Glossary/Network Forensics/Network Detection and Response (NDR)

What Is Network Detection and Response (NDR)?

Network detection and response (NDR) is a category of security tooling that uses the network as its sensor: ingesting traffic, modeling normal communication, detecting malicious or anomalous activity, and supporting investigation and response.

Every managed endpoint in the environment is clean. The endpoint agents report no malware, no suspicious processes, nothing to investigate. And yet a device on the network is quietly scanning internal hosts and beaconing to an external address every few minutes. The endpoint tools cannot see it, because the device has no agent: it is an unmanaged IoT camera, or a contractor's laptop, or a printer with a network stack and firmware no one patches. To the agent-based tooling, it does not exist. To anything watching the network itself, it is one of the loudest things on the wire.
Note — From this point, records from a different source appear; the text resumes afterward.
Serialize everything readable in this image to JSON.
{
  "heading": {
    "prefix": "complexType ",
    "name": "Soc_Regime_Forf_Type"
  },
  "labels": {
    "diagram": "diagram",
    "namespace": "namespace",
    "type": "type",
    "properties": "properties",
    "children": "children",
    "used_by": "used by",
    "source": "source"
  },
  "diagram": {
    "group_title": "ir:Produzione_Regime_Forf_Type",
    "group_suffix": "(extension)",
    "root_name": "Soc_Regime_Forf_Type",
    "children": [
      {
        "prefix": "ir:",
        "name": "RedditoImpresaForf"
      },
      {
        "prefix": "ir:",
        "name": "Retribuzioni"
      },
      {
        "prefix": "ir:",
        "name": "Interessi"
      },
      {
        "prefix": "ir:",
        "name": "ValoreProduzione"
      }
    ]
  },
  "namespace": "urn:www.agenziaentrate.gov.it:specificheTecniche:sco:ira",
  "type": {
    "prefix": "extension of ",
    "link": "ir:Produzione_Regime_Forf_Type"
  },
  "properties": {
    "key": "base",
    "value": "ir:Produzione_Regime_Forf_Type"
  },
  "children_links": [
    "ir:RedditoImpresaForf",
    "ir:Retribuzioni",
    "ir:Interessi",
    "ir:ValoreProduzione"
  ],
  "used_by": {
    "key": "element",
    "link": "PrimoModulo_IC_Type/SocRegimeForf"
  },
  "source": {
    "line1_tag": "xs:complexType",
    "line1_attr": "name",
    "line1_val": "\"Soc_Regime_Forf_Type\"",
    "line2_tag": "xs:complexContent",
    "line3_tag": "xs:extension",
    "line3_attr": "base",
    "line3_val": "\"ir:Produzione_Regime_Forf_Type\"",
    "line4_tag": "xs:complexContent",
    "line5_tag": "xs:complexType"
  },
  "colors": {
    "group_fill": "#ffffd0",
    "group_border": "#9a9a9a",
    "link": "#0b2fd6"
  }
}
Catching that device is exactly what network detection and response is for.

Network detection and response (NDR) is a security technology that monitors and analyzes network traffic to detect, investigate, and respond to threats. Instead of relying on software installed on each host, it watches the network as the source of truth, baselining what normal traffic looks like and flagging the behavior that does not fit. It exists because endpoints lie, go dark, or never had an agent in the first place, and the network sees what they cannot hide.

This guide covers what NDR is, how it works, how it compares to EDR, XDR, and IDS/IPS, what it actually detects, why it fills a gap nothing else covers, and how it fits a modern SOC. It is written for blue teamers deciding where network-level detection belongs in their stack.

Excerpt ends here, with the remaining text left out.